Skip to Main Content

Maryland's National Register Properties



Photo credit: MHT File Photo, Undated Photo
Lloyd Street Synagogue
Inventory No.: B-20
Date Listed: 4/19/1978
Location: 11 Lloyd Street, Baltimore, Baltimore City
Category: Building
Period/Date of Construction: 1845
Architect/Builder: Architect: Robert Cary Long, Jr.

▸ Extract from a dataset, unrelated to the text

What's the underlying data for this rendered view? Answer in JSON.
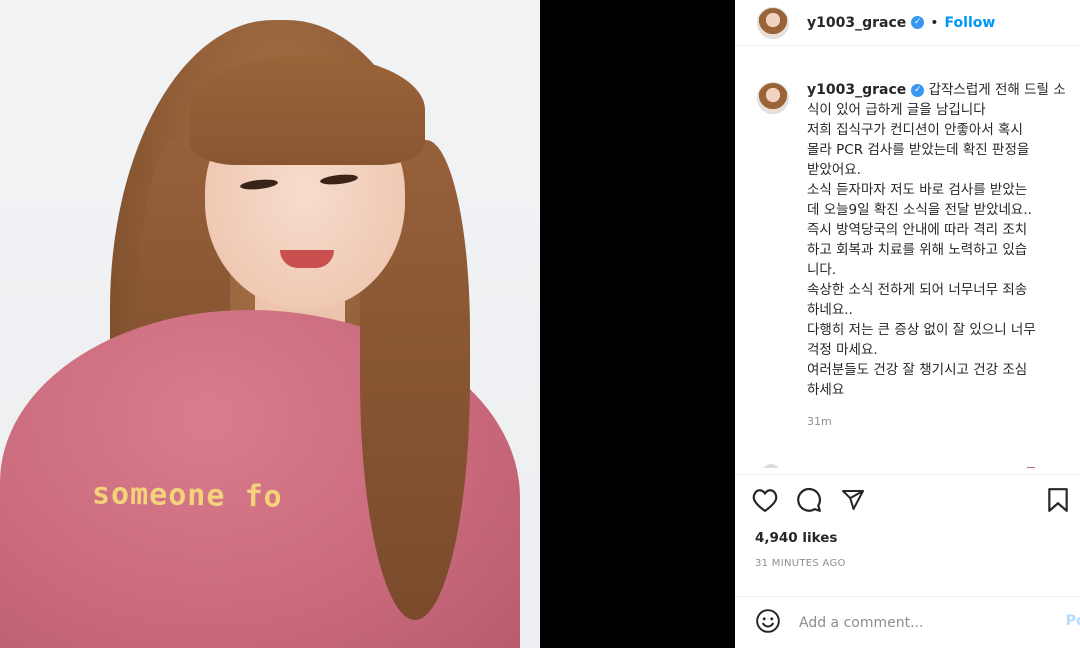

Description: The Lloyd Street Synagogue is an American common bond brick building resting on a coarse stone foundation trimmed by a granite sill. The Greek Revival-style building features fluted Greek Doric columns supporting a portico, a low pitched roof, and trabeated windows. Of particular note is a round stained glass window with a Star of David design, said to be the first on any exterior in America. Seven stone steps lead to the shallow portico. Four granite piers extend out from the western façade, serving as bases for four fluted, plastered Doric columns which support a Doric pediment with guttae, triglyphs, and mutules. The lathed and plastered porch ceiling is coffered. The original central entrance is flanked by two smaller doorways added in 1860. Severe wood surrounds dignify all three doors. Each entrance holds a pair of four-panel, wooden doors and a four-panel, wooden transom surmounts the middle door. Narrow alleys flank the north and south façades, giving access to the basement. Five windows with doors at the westernmost bays fill each basement wall and are symmetrical with the trabeated windows above. Significance: Designed in the Greek Revival style by Robert Cary Long, Jr. and dedicated in 1845, this is the first synagogue erected in Maryland and the third oldest in the country, preceded only by the Touro Synagogue in Newport, Rhode Island and Beth Elohim (1841) in Charleston, South Carolina. As the population shifted, the congregation dwindled and the building was put to other uses. It had a Lithuanian Roman Catholic congregation from 1880 to 1890. When it was about to be demolished in 1960, the Jewish Historical Society of Maryland purchased and restored the synagogue as a museum. Many of the original features of the building still remain, including the wooden pews, women’s balcony, the cast iron fence, and the blue and white cuspidors. Ritual baths as well as ovens for baking Passover bread survive in the basement.